A propos de la loi fédérale sur l'harmonisation des registres des habitants et d'autres registres officiels de personnes, qui permet notamment à l'Office fédéral de la statistique de s'adapter à l'évolution de la société et aux nouvelles exigences posées pour la collecte et la diffusion d'informations sur la population, nous saluons également la mise en oeuvre d'un instrument nous permettant d'avoir des statistiques performantes et efficaces. Cette loi est la mise en oeuvre d'un article constitutionnel et permet de limiter le plus possible la charge induite par la collecte des données.

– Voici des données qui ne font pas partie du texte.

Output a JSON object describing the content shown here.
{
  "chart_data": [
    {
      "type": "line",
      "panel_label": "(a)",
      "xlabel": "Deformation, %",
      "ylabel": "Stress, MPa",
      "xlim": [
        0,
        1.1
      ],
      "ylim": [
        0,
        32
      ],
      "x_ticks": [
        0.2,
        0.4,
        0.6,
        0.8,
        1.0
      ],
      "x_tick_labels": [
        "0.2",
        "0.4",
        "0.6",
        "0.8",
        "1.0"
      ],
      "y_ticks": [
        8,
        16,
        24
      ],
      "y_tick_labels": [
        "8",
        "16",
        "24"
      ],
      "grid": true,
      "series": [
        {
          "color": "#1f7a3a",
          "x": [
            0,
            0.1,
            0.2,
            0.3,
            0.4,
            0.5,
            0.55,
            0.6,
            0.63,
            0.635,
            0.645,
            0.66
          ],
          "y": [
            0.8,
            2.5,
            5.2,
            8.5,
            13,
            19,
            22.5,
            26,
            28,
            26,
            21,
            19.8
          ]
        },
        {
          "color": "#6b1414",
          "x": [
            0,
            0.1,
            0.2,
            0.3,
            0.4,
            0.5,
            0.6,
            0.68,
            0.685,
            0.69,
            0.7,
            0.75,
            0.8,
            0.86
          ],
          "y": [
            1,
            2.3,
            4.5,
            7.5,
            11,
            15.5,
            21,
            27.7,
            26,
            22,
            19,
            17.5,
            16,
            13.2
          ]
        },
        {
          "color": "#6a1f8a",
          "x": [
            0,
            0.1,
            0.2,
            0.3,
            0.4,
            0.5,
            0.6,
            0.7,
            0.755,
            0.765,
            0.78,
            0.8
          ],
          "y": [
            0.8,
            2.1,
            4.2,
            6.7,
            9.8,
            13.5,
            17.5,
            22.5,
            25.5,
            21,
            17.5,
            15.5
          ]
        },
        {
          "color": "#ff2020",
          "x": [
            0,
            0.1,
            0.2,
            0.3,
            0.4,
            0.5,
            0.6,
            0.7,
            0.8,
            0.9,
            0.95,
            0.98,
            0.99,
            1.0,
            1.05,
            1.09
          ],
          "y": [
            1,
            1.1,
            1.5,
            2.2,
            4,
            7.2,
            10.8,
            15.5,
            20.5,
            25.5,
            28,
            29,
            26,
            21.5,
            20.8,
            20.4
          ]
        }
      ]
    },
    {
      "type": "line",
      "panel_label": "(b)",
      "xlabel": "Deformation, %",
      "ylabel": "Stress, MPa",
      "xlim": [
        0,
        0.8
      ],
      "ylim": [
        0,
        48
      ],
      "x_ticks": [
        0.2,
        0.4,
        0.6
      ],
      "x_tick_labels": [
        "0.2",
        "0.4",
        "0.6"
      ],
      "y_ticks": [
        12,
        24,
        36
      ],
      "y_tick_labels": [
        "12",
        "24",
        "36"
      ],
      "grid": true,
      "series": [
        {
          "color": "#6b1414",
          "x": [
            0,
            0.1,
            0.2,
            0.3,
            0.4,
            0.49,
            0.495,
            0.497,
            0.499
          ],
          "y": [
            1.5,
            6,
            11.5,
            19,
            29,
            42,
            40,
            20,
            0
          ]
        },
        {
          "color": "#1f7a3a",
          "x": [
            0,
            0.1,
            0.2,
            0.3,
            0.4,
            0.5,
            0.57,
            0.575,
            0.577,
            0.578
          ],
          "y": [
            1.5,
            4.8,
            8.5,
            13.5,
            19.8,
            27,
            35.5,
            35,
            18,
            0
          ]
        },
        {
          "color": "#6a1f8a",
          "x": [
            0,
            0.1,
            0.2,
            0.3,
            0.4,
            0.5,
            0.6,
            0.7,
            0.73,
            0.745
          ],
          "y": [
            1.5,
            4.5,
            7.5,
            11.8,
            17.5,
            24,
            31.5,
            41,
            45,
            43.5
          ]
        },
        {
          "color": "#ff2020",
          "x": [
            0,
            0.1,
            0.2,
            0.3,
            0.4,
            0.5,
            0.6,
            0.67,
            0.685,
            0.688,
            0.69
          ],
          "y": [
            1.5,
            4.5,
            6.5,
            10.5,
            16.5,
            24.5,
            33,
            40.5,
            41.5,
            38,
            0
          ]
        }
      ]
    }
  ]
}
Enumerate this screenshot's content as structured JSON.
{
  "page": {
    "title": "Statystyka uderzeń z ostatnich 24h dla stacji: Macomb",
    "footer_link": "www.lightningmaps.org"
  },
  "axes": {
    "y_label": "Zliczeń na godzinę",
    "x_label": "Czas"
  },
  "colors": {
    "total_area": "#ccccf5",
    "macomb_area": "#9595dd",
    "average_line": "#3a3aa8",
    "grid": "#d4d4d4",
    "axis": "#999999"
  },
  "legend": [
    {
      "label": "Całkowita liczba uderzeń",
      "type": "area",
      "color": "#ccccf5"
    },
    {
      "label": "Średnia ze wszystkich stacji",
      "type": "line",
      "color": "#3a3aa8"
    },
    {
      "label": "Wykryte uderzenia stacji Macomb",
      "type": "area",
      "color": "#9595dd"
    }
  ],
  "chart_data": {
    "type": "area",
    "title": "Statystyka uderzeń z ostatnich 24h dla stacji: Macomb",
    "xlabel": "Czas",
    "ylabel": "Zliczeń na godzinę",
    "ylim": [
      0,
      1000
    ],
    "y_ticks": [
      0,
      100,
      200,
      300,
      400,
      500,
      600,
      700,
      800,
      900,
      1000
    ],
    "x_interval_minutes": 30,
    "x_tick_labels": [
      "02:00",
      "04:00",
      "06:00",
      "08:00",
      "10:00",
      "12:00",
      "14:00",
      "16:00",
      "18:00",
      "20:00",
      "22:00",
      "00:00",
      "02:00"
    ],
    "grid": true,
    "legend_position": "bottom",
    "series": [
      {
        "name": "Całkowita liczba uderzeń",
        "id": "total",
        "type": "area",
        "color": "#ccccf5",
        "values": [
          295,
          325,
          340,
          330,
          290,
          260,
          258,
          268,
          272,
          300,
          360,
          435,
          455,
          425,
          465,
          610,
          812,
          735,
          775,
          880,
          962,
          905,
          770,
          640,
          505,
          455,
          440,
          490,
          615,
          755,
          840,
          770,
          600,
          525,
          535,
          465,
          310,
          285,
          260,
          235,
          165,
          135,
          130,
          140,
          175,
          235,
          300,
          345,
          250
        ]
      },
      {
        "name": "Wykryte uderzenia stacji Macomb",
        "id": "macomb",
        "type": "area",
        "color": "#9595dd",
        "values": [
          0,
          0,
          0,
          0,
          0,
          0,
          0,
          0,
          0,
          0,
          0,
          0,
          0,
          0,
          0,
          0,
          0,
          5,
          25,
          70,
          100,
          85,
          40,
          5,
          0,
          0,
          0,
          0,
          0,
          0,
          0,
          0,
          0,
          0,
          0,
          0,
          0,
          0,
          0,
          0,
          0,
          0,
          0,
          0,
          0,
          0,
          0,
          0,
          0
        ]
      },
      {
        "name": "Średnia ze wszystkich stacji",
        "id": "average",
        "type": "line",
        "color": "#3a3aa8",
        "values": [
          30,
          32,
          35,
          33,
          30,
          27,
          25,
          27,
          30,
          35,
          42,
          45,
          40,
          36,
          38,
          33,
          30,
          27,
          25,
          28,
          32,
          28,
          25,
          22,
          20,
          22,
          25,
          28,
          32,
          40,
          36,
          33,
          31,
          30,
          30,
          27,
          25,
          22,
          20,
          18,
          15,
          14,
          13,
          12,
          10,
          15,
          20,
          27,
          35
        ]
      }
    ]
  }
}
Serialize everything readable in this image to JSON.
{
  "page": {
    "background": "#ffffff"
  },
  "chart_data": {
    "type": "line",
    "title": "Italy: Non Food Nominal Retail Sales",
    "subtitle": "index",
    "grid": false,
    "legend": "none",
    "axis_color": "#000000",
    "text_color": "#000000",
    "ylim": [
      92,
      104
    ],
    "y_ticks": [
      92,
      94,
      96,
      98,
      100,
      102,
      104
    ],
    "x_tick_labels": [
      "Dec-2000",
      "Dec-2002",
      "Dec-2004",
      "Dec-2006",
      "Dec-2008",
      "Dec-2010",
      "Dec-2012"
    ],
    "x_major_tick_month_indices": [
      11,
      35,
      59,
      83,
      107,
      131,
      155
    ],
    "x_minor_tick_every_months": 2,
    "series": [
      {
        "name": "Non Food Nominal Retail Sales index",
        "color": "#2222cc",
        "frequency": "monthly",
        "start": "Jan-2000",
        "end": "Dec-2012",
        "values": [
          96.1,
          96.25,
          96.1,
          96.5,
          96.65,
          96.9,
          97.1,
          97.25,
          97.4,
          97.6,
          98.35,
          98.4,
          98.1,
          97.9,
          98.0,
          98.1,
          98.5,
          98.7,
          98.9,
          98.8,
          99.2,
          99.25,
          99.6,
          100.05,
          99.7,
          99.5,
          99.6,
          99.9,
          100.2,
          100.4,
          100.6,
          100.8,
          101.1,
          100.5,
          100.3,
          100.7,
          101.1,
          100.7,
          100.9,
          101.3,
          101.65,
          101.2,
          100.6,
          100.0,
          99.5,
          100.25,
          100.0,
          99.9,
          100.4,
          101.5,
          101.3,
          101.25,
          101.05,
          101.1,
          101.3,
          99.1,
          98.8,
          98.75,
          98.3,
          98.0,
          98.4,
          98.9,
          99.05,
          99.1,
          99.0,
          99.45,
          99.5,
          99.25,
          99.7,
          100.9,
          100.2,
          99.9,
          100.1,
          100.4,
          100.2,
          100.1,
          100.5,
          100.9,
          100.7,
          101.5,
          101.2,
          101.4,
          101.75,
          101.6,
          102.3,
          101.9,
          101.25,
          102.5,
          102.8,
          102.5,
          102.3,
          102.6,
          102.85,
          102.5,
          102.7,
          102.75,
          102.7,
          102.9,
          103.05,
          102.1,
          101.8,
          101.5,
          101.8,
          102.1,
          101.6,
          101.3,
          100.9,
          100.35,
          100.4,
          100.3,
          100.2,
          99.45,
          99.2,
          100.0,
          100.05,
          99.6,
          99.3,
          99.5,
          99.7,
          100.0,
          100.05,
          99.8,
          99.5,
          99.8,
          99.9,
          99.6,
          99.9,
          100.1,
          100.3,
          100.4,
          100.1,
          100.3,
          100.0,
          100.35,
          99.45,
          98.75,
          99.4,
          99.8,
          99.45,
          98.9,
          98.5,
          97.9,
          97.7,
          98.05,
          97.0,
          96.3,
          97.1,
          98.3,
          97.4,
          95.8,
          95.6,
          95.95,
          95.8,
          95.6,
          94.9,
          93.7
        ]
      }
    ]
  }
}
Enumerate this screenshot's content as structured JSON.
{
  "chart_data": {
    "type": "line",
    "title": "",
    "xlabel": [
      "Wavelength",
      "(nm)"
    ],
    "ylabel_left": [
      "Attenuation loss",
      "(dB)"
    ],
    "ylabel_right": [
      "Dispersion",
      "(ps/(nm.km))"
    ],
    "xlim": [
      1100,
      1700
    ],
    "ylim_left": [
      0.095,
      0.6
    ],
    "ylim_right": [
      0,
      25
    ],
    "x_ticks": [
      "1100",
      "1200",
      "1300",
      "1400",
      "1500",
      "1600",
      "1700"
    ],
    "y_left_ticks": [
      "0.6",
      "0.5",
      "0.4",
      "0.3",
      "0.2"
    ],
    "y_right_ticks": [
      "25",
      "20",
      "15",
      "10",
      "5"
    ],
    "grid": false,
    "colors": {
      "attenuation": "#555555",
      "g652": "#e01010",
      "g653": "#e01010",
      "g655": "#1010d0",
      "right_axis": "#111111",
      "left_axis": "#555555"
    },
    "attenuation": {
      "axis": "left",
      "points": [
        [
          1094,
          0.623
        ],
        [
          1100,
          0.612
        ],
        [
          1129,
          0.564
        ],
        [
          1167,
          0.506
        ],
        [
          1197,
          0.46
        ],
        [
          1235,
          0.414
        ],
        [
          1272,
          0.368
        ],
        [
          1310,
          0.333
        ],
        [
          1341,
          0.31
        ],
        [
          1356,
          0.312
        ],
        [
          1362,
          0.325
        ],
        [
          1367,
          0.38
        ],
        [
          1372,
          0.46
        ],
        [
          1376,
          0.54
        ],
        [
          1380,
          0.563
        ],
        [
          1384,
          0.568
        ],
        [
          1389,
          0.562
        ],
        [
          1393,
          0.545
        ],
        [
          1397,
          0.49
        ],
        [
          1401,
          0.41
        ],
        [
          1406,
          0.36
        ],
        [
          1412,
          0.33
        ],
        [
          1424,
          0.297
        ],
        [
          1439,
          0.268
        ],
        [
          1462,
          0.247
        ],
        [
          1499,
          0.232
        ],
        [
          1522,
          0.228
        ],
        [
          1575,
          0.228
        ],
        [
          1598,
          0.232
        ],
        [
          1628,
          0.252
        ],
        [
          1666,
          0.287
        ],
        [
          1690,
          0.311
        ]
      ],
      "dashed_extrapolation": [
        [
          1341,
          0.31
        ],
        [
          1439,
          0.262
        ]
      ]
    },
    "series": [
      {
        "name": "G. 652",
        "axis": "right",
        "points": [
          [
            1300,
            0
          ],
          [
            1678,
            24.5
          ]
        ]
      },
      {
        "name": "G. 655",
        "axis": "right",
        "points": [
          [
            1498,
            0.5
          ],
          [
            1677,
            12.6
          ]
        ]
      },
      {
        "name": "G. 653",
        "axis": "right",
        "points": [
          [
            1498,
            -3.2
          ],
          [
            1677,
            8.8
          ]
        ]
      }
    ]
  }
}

Mais pour cette loi aussi, des questions au sujet de la protection des données se posent. En effet, l'accès aux différents registres n'est pas directement régi par cette loi: il le sera dans différentes lois matérielles. La mise en relation de plusieurs registres peut nous faire craindre que les administrations aient des informations sensibles sur les habitants de leur commune ou canton. Va-t-on savoir avec qui j'habite, quand et à quel moment? Est-ce que cela est vraiment pertinent pour la statistique? Nous avons été rassurés à ce sujet également. Les bases légales de chaque registre contiennent déjà une réglementation en relation avec la protection des données et précisent les fins auxquelles ces registres peuvent être utilisés.

Ces deux projets de loi ne permettent pas de nouveaux flux de données. De ce fait, des craintes seraient actuellement infondées. Mais il faut rester vigilant. En effet, de nouveaux projets vont voir le jour, notamment en matière de cyberadministration ou d'"e-voting".

Le groupe socialiste aura toujours cette question à l'oeil pour empêcher que nous nous retrouvions à nouveau dans un Etat policier qui ficherait les citoyens et les citoyennes, tel qu'il l'avait fait dans les années sombres de la guerre froide.

Le groupe socialiste vous invite donc à entrer en matière sur ces projets et à rejeter les propositions du groupe UDC.